In fact, five recruits already are on campus and set to start classes on Monday. That number includes North Carolina receiver DeAndre Thompkins, who cited the presence of now-gone receivers coach Stan Hixon as a reason he committed to Penn State in the first place, and Canadian four-star quarterback Michael O'Connor. O'Connor seemed likely to wait to enroll if not choose another school, but he was recruited by Franklin before choosing Penn State, came to University Park with all his stuff and decided to stick by his decision to enroll after meeting the Lions' new coach, according to BlueWhite Illustrated's Ryan Snyder.
"It's pretty solid. All these kids are appeased by it. They're happy with it. They know what he did at Vanderbilt," said Greg Pickel, who handles recruiting for FightOnState.com. "Most importantly, they know he can coach both offense and defense."
With O'Connor and Thompkins in the fold, it looks like Penn State's weakest threads now are with New York defensive tackle Thomas Holley and New Jersey tight end Mike Gesicki.
Both Holley and Gesicki are four-star prospects and might be the two highest-ranked players in the 2014 recruiting class. Holley's commitment seems to hinge upon interim head coach/defensive line coach Larry Johnson's future with the program. According to an interview during the coaching search, Gesicki had been enamored with another candidate, Miami's Al Golden, although Gesicki did make a positive comment on social media Saturday night.
"Finally talked to the new boss at Penn State, Coach Franklin. Went well. #WEARE," Gesicki wrote on Twitter.
Although Penn State might only have four more scholarships to give out in this class, Franklin seemed to indicate he was prepared to honor all the previous staff's commitments.
"We're going to reach out to those guys right away," Franklin said. "One of the things that's kind of unique and interesting is a lot of those guys that we had recruited in the past, so I have a relationship with some of those guys already."
Among uncommitted players, Penn State has been high on the list of Florida safety Shawn Boone, Maryland guard Jared Cohen and Virginia defensive tackle Derrick Nnadi.
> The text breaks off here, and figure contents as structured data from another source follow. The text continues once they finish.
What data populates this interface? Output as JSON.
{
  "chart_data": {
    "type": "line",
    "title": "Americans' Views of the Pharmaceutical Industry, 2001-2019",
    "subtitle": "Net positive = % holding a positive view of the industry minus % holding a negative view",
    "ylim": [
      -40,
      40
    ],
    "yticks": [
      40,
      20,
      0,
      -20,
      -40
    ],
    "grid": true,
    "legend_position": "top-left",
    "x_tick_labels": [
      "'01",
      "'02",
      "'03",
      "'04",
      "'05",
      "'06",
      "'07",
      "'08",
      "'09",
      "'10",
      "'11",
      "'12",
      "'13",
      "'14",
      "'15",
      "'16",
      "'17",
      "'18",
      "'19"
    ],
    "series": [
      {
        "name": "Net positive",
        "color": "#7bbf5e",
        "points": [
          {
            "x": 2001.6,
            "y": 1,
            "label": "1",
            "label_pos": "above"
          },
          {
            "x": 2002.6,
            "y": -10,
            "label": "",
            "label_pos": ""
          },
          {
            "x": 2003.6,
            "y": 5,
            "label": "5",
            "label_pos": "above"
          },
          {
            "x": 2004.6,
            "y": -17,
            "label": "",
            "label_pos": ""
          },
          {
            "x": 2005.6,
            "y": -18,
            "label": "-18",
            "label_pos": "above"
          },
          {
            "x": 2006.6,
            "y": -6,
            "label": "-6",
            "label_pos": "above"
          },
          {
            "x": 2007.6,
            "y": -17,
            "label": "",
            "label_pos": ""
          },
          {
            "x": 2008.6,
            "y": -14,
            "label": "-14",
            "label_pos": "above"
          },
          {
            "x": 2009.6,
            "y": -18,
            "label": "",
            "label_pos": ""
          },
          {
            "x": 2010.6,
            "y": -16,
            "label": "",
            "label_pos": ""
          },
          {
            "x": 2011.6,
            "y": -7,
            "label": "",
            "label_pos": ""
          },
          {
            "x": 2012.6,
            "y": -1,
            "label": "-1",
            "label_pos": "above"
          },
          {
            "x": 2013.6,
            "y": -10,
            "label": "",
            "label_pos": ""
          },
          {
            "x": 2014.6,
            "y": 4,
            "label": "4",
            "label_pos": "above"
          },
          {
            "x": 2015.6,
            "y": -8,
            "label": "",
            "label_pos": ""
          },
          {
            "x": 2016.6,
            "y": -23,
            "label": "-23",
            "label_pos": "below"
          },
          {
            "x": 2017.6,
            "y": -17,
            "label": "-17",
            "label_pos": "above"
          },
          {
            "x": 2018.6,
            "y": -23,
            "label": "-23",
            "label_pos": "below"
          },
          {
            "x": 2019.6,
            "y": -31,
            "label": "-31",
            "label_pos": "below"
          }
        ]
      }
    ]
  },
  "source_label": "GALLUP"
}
Both Boone and Cohen have indicated they are still very interested in the Nittany Lions even with the coaching change.
In addition, Vanderbilt commits Trent Sherfield, a defensive back, and K.J. Carta-Samuels, a four-star quarterback recruit from California, have said they'd be open to Penn State if Franklin recruited them. Late Saturday, Ohio offensive lineman Chance Sorrell and Kentucky defensive end Lloyd Tubman announced they were switching from Vandy to Penn State, becoming the Lions' 20th and 21st recruits.
With ties in both Philadelphia and Pittsburgh and plenty of coaching connections from his time at East Stroudsburg, Franklin has made locking down Pennsylvania his first priority and said the Lions also would continue to work its traditional base of New Jersey, New York, New England, Virginia, Delaware, and, presumably, Maryland very heavily. But, in what must have been golden words to those who followed Penn State recruiting over the last couple of decades, he didn't intend to stop there.
"We'll recruit nationally as well," Franklin said, "because I think you sell yourself short when you don't do that."
Franklin said he was looking to maximize the few remaining available scholarships for 2014 and seemed eager for the future.
"I really wish that we had 35 scholarships in this class, because I think we can put together one of the top recruiting classes in the country," Franklin said. "But I guarantee you those are coming. Those are coming."